Tempo vegg'io, non molto dopo ancoi,

che tragge un altro Carlo fuor di Francia,

per far conoscer meglio e sé e ' suoi.


Sanz'arme n'esce e solo con la lancia

con la qual giostrò Giuda, e quella ponta

sì ch'a Fiorenza fa scoppiar la pancia.


Quindi non terra, ma peccato e onta

guadagnerà, per sé tanto più grave,

quanto più lieve simil danno conta.


L'altro, che già uscì preso di nave,

veggio vender sua figlia e patteggiarne

come fanno i corsar de l'altre schiave.


O avarizia, che puoi tu più farne,

poscia c'ha' il mio sangue a te sì tratto,

che non si cura de la propria carne?


Perché men paia il mal futuro e 'l fatto,

veggio in Alagna intrar lo fiordaliso,

e nel vicario suo Cristo esser catto.


Veggiolo un'altra volta esser deriso;

veggio rinovellar l'aceto e 'l fiele,

e tra vivi ladroni esser anciso.


Veggio il novo Pilato sì crudele,

che ciò nol sazia, ma sanza decreto

portar nel Tempio le cupide vele.


O Segnor mio, quando sarò io lieto

a veder la vendetta che, nascosa,

fa dolce l'ira tua nel tuo secreto?


Ciò ch'io dicea di quell'unica sposa

de lo Spirito Santo e che ti fece

verso me volger per alcuna chiosa,


tanto è risposto a tutte nostre prece

quanto 'l dì dura; ma com'el s'annotta,

contrario suon prendemo in quella vece.


Noi repetiam Pigmalion allotta,

cui traditore e ladro e paricida

fece la voglia sua de l'oro ghiotta;


e la miseria de l'avaro Mida,

che seguì a la sua dimanda gorda,

per la qual sempre convien che si rida.


Del folle Acàn ciascun poi si ricorda,

come furò le spoglie, sì che l'ira

di Iosuè qui par ch'ancor lo morda.


Indi accusiam col marito Saffira;

lodiam i calci ch'ebbe Eliodoro;

e in infamia tutto 'l monte gira


Polinestòr ch'ancise Polidoro;

ultimamente ci si grida: «Crasso,

dilci, che 'l sai: di che sapore è l'oro?».

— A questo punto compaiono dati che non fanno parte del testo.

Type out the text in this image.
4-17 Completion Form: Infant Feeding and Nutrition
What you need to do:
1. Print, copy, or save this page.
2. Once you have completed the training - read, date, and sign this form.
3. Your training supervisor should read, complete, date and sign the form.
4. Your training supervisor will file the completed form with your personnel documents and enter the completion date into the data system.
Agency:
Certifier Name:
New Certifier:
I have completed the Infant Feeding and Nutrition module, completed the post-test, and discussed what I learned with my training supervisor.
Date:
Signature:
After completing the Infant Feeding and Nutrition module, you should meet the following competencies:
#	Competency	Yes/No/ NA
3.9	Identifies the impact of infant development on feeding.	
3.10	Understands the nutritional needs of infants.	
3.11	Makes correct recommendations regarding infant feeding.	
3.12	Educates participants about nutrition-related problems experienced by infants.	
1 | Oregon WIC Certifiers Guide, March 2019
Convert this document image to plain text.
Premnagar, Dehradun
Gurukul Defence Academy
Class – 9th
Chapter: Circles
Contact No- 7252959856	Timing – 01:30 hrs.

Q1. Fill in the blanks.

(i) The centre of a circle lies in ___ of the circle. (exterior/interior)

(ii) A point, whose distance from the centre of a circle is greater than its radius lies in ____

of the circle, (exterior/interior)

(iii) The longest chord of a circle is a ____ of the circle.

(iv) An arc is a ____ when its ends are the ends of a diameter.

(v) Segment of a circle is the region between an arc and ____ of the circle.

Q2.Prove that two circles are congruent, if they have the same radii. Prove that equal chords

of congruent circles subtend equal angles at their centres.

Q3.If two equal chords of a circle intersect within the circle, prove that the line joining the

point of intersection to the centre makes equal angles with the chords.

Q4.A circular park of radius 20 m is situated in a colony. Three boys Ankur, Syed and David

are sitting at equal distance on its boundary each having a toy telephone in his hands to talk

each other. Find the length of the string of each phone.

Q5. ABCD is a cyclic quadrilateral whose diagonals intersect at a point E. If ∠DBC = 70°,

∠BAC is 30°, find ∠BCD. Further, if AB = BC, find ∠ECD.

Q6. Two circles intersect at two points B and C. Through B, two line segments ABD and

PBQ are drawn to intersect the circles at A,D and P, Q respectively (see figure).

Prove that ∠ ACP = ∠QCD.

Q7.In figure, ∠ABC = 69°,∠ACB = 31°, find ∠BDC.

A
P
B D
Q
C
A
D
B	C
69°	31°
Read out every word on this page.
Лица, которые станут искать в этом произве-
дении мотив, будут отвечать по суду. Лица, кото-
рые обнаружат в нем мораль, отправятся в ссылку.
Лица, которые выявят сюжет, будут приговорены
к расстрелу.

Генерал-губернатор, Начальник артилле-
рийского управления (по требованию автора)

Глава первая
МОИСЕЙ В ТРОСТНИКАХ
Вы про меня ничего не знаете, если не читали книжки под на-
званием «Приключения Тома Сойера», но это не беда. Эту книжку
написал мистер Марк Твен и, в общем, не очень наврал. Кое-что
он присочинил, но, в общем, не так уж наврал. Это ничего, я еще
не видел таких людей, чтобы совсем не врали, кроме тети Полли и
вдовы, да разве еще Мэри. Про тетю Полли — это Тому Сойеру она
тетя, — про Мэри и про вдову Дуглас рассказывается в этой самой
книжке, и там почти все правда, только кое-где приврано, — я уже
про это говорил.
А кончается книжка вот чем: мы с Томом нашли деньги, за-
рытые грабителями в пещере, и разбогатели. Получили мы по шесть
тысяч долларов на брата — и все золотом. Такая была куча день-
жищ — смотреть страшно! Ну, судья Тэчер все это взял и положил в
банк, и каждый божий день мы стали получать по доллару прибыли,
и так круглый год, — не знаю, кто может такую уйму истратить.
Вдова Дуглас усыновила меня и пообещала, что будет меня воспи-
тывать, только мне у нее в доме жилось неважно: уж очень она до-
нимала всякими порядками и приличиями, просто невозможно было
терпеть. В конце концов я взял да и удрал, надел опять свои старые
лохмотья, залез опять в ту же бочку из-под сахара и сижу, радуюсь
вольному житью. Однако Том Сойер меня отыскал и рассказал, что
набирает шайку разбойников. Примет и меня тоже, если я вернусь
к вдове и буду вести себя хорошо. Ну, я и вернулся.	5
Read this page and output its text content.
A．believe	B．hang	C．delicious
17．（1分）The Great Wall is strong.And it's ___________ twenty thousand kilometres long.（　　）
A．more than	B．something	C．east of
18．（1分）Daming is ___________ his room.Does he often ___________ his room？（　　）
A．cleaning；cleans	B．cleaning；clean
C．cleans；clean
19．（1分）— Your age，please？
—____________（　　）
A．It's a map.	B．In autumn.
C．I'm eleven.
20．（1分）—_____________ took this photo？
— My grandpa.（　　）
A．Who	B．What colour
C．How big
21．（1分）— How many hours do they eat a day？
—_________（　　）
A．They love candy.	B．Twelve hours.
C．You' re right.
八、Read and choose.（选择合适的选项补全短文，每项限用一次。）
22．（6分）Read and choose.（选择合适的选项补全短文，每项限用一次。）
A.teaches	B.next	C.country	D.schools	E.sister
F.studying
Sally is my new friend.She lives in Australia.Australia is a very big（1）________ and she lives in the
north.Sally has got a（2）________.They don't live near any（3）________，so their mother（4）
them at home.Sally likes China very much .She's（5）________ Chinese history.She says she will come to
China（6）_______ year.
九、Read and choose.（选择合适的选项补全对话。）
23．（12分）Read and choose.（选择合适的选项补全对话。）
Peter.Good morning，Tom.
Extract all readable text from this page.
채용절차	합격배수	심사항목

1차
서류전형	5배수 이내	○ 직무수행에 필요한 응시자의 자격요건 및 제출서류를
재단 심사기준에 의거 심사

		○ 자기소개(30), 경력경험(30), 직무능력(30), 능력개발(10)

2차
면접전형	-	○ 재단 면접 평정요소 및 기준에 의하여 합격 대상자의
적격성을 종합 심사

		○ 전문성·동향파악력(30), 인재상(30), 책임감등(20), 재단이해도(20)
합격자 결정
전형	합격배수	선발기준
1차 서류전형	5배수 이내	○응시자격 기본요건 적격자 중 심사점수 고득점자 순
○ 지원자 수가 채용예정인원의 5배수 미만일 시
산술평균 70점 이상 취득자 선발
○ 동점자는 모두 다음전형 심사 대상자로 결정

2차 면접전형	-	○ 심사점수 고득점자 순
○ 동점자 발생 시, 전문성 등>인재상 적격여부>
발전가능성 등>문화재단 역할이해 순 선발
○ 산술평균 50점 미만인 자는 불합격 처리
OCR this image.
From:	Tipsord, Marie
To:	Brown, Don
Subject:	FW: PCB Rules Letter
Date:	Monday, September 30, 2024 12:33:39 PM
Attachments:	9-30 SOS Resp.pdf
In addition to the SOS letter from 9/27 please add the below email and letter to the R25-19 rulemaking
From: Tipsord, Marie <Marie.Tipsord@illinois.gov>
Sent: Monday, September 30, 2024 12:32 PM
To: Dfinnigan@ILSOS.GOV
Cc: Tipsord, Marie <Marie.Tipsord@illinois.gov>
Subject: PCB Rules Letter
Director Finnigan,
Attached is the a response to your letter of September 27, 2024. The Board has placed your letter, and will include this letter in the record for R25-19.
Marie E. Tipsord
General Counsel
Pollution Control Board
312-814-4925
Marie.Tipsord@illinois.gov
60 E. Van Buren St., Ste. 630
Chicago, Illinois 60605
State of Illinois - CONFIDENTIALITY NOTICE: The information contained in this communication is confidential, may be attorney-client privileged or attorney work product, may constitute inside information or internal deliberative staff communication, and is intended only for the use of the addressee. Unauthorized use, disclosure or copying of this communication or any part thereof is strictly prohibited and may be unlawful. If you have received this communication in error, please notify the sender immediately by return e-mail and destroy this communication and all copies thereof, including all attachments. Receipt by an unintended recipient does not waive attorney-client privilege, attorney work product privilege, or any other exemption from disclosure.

Talor parla l'uno alto e l'altro basso,

secondo l'affezion ch'ad ir ci sprona

ora a maggiore e ora a minor passo:


però al ben che 'l dì ci si ragiona,

dianzi non era io sol; ma qui da presso

non alzava la voce altra persona».


Noi eravam partiti già da esso,

e brigavam di soverchiar la strada

tanto quanto al poder n'era permesso,


quand'io senti', come cosa che cada,

tremar lo monte; onde mi prese un gelo

qual prender suol colui ch'a morte vada.


Certo non si scoteo sì forte Delo,

pria che Latona in lei facesse 'l nido

a parturir li due occhi del cielo.


Poi cominciò da tutte parti un grido

tal, che 'l maestro inverso me si feo,

dicendo: «Non dubbiar, mentr'io ti guido».


'Gloria in excelsis' tutti 'Deo'

dicean, per quel ch'io da' vicin compresi,

onde intender lo grido si poteo.


No' istavamo immobili e sospesi

come i pastor che prima udir quel canto,

fin che 'l tremar cessò ed el compiési.


Poi ripigliammo nostro cammin santo,

guardando l'ombre che giacean per terra,

tornate già in su l'usato pianto.


Nulla ignoranza mai con tanta guerra

mi fé desideroso di sapere,

se la memoria mia in ciò non erra,


quanta pareami allor, pensando, avere;

né per la fretta dimandare er'oso,

né per me lì potea cosa vedere:


così m'andava timido e pensoso.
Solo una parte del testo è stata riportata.